Il obéit sans trop rechigner, parce qu’il était joyeux. Il feignit d’ignorer Gaud en passant près du mât sur lequel il se tenait perché, mais une voix goguenarda au-dessus de sa tête :

— Eh ! bonjour Piron !

Il leva le nez, comme surpris, répondit « bonjour ! » et rentra au phare. Sémelin l’accueillit avec sympathie.

— T’as bien fait de r’venir, p’ tit gars, tu prieras à l’aise pour ton vieux ici…

Ah ça ! cette mort allait-elle le poursuivre longtemps ? Il croyait se heurter au pendu chaque fois qu’on en parlait.
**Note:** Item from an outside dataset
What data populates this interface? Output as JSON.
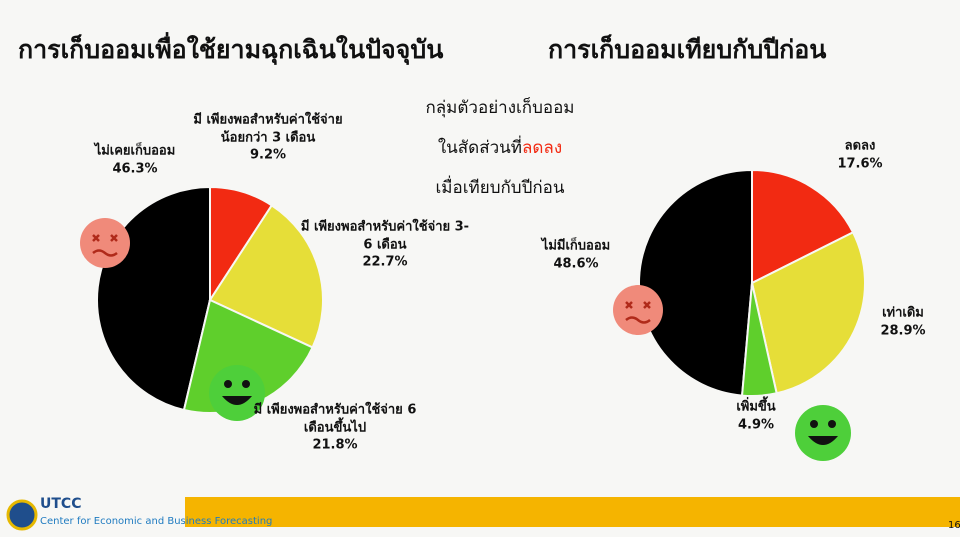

Il avait repris son poste pour la Gaude, bien sûr, mais aussi pour se distraire des faces contrites et des propos apitoyés de l’Herbaudière ; et voilà qu’il retrouvait l’obsession du village sur ce caillou, en plein océan ! — Eh bien oui, le père était mort ! N’était-on pas tous mortels ! Mais bon Dieu qu’on vous fichât donc la paix tandis qu’on était là !

Furieux, Jean-Baptiste s’enferma dans un mutisme que le vieux prit pour du recueillement — lui qui avait tant de fête dans la poitrine ! Et ses affaires rangées, il se livra, avec acharnement, à cette besogne d’astiquage qui est la vie des gardiens de phare.